Response by poster: Thanks for all of the great advice and suggestions so far. I am definitely convinced I will get 2 big monitors. The main issue I am struggling with is whether to go with the top of the line laptop/docking station solution, or go with the top of the line desktop w/cheap laptop solution.

It seems like I could afford to do either. The desktop solution would give me a better hedge against obsolescence and I really don’t travel or use a laptop that much (even though I have one now).

I also will be getting my own printer, but the department has a high volume printer, so I don’t need anything fancy.

Anyway, any additional thoughts would still be appreciated.
posted by bove at 1:07 PM on April 27, 2006

Buy the best monitor you can afford, then the best keyboard, then the best mouse.

THEN spend what's left on a computer.

The first three items aren't likely to be outdated as quickly. The last one will be replaced soonest.

//typing on a keyboard from 1990, the Apple Extended Keyboard II. Still haven't found anything as nice.
posted by Wild_Eep at 1:23 PM on April 27, 2006 [1 favorite]

Have you considered a drawing tablet from Wacom and that ilk? That and a nice illustration program.

I presume from a discussion we've been in before that you're involved in the physical sciences. Having prepped more than a few presentations and figures for papers, I've always wondered why researchers continue to struggle with their mouse to make drawings. Graphics really sell posters, presentations, papers, and grant proposals, so why not make them pretty?
posted by Mercaptan at 1:24 PM on April 27, 2006

Oh, and congratulations on the new job!
posted by Mercaptan at 1:26 PM on April 27, 2006

Response by poster: Mercaptan: Thanks. Actually, I am in the social sciences. I am starting a job as an business school at the University of Arizona.
posted by bove at 1:29 PM on April 27, 2006

Response by poster: Although you would think that I would be able to generate a coherent sentence.

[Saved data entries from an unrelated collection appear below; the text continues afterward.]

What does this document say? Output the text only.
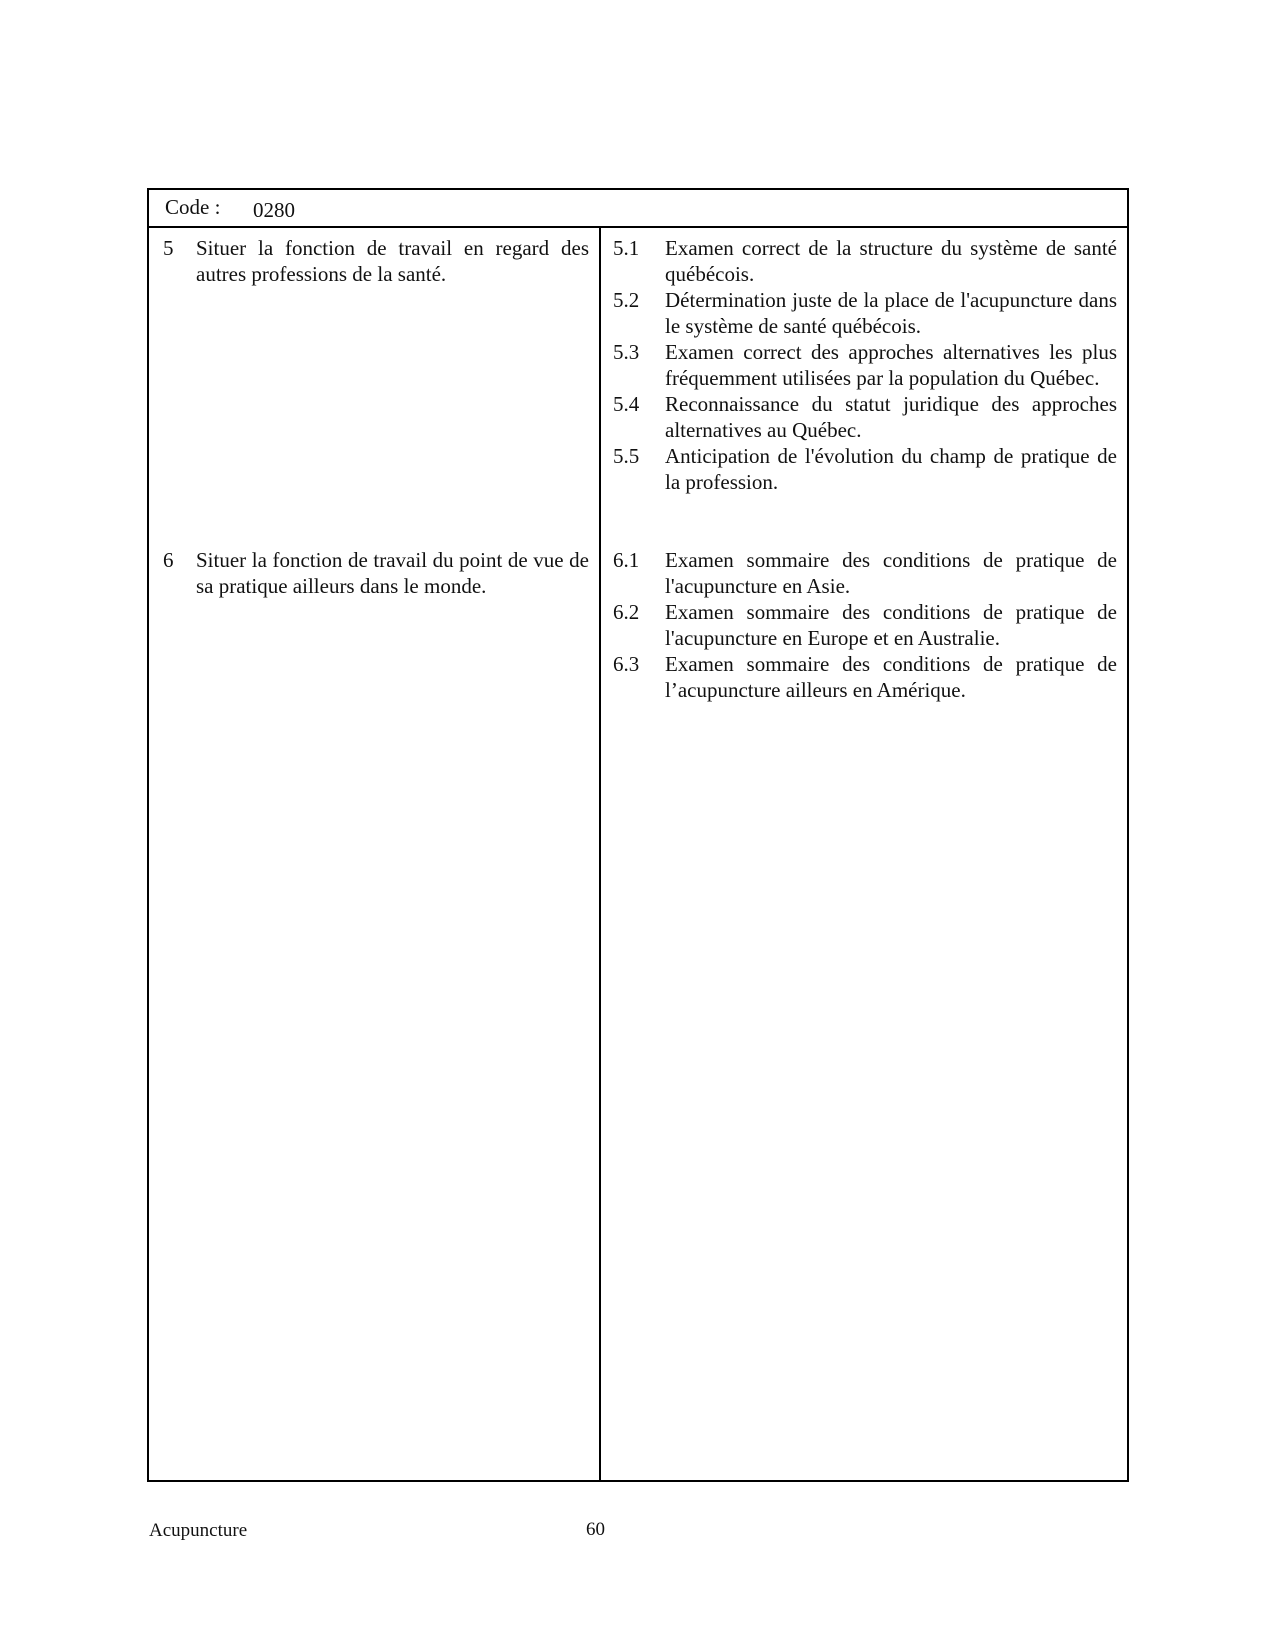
Code : 0280
5 Situer la fonction de travail en regard des autres professions de la santé.
5.1 Examen correct de la structure du système de santé québécois.
5.2 Détermination juste de la place de l'acupuncture dans le système de santé québécois.
5.3 Examen correct des approches alternatives les plus fréquemment utilisées par la population du Québec.
5.4 Reconnaissance du statut juridique des approches alternatives au Québec.
5.5 Anticipation de l'évolution du champ de pratique de la profession.
6 Situer la fonction de travail du point de vue de sa pratique ailleurs dans le monde.
6.1 Examen sommaire des conditions de pratique de l'acupuncture en Asie.
6.2 Examen sommaire des conditions de pratique de l'acupuncture en Europe et en Australie.
6.3 Examen sommaire des conditions de pratique de l’acupuncture ailleurs en Amérique.
Acupuncture	60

It was meant to read: I am starting a job in the business school at the University of Arizona.
posted by bove at 1:30 PM on April 27, 2006

I have a Gateway laptop at work, attached to a keyboard, mouse, and 19" Dell flat panel LCD. The laptop sits next to the LCD monitor, so I effectively have two monitors with a big desktop.
I don't travel much, but I do occasionally need to work at home, and being able to just unplug and go is awesome. No worries about synchronizing data or forgetting something that's on the other machine.
The only (miniscule) complaint I have is that I don't have a docking station, so it takes me maybe 12 seconds to unplug the keyboard, mouse, monitor, and network.
YMMV, as they say, but I love the ability to relocate myself and my work at a moment's notice.
posted by ChromeDome at 1:38 PM on April 27, 2006

LarryC asked about buying a tablet pc for use in his classroom a few months ago.
posted by blag at 1:56 PM on April 27, 2006

The main issue I am struggling with is whether to go with the top of the line laptop/docking station solution, or go with the top of the line desktop w/cheap laptop solution.

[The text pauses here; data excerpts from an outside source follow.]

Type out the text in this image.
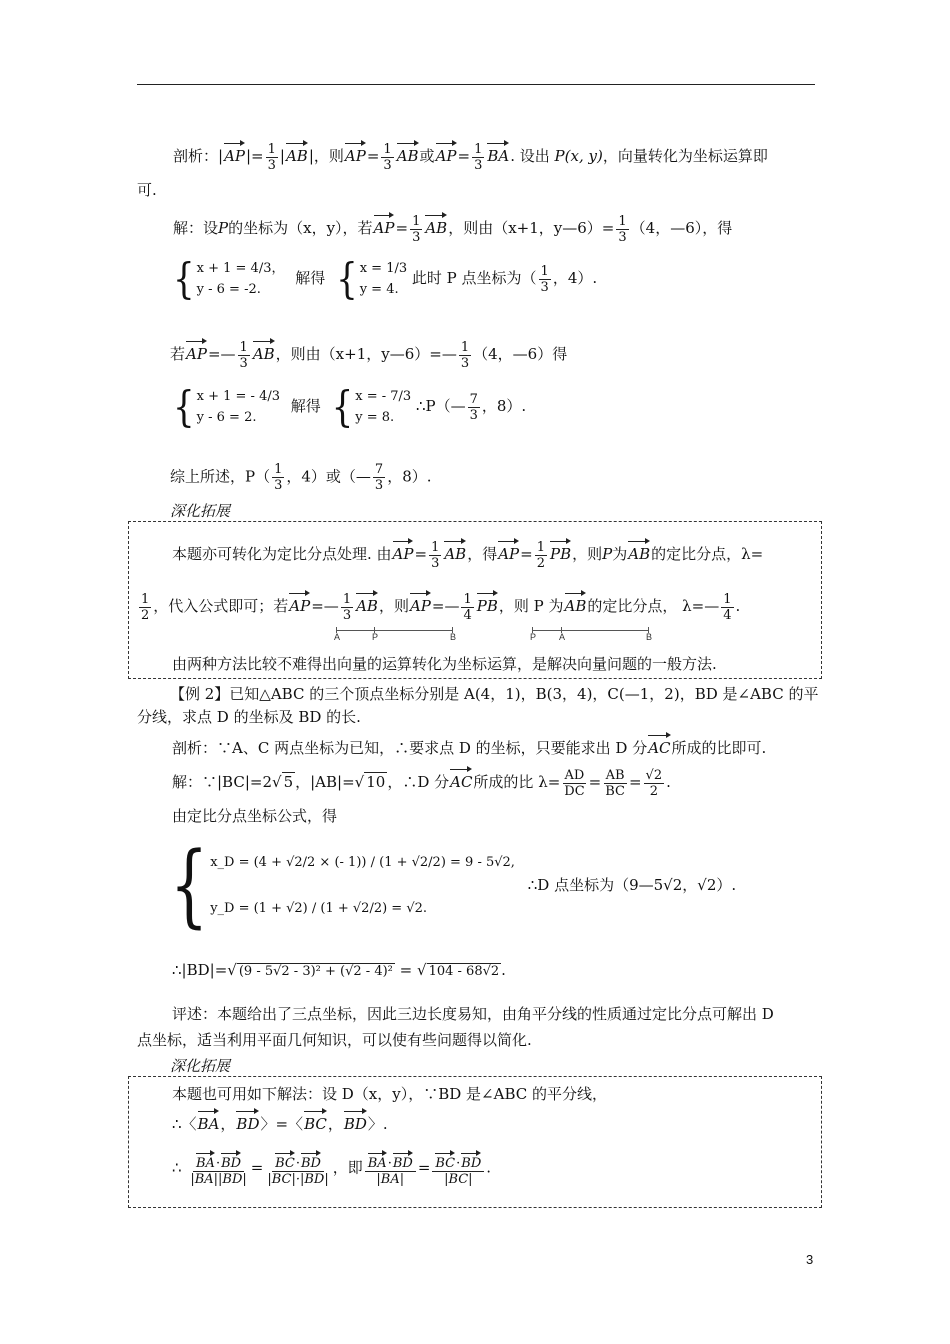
剖析：$|AP|= \frac{1}{3} |AB|$，则$AP= \frac{1}{3}$ AB或$AP= \frac{1}{3}$ BA. 设出 P(x, y)，向量转化为坐标运算即
可.
解：设P的坐标为（x，y），若$AP= \frac{1}{3}$ AB，则由（x+1，y—6）= $\frac{1}{3} (4$，—6），得
{ x + 1 = 4/3，
y - 6 = -2.
解得 { x = 1/3
y = 4.
此时 P 点坐标为（ $\frac{1}{3}$ ，4）.
若AP=— $\frac{1}{3}$ AB，则由（x+1，y—6）=— $\frac{1}{3} (4$，—6）得
{ x + 1 = - 4/3
y - 6 = 2.
解得 { x = - 7/3
y = 8.
∴P（— $\frac{7}{3}$ ，8）.
综上所述，$P( \frac{1}{3}$ ，4）或（— $\frac{7}{3}$ ，8）.
深化拓展
本题亦可转化为定比分点处理. 由$AP= \frac{1}{3}$ AB，得$AP= \frac{1}{2}$ PB，则P为AB的定比分点，λ=
$\frac{1}{2}$ ，代入公式即可；若AP=— $\frac{1}{3}$ AB，则AP=— $\frac{1}{4}$ PB，则 P 为AB的定比分点， λ=— $\frac{1}{4}$ .
A	P	B	P	A	B
由两种方法比较不难得出向量的运算转化为坐标运算，是解决向量问题的一般方法.
【例 2】已知△ABC 的三个顶点坐标分别是 A(4，1)，B(3，4)，C(—1，2)，BD 是∠ABC 的平
分线，求点 D 的坐标及 BD 的长.
剖析：∵A、C 两点坐标为已知，∴要求点 D 的坐标，只要能求出 D 分AC所成的比即可.
解：∵|BC|=2√ 5 ，|AB|=√ 10 ，∴D 分AC所成的比 $\lambda= \frac{AD}{DC} = \frac{AB}{BC} = \frac{√2}{2}$ .
由定比分点坐标公式，得
{ x_D = (4 + √2/2 × (- 1)) / (1 + √2/2) = 9 - 5√2,
y_D = (1 + √2) / (1 + √2/2) = √2.
∴D 点坐标为（9—5√2，√2）.
∴|BD|=√ (9 - 5√2 - 3)² + (√2 - 4)² = √ 104 - 68√2 .
评述：本题给出了三点坐标，因此三边长度易知，由角平分线的性质通过定比分点可解出 D
点坐标，适当利用平面几何知识，可以使有些问题得以简化.
深化拓展
本题也可用如下解法：设 D（x，y），∵BD 是∠ABC 的平分线，
∴〈BA，BD〉=〈BC，BD〉.
∴ $\frac{BA\cdot BD}{|BA||BD|} = \frac{BC\cdot BD}{|BC|\cdot|BD|}$ ，即 $\frac{BA\cdot BD}{|BA|} = \frac{BC\cdot BD}{|BC|}$ .
3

Again, laptops break, and break often. And just because your laptop has broken does not mean you will get a new computer from your school. It will almost certainly mean you get a machine that's new to you, but it might be a P3 from 1998.

Also, you're paying for portability. If you're not going to use the portability, don't pay for it, because it's going to come at the expense of your desktop. And word-processing, email, and driving presentations don't count as using the portability -- any cheap-ass used laptop can do that, so get a cheap-ass used laptop. Using the portability means using the machine to its limits when you're traveling; it means that you're honestly going to use the laptop for to run MCMC models all weekend when you're at a conference, or take it home to run multilevel multinomial probit models that take a day and a half to run.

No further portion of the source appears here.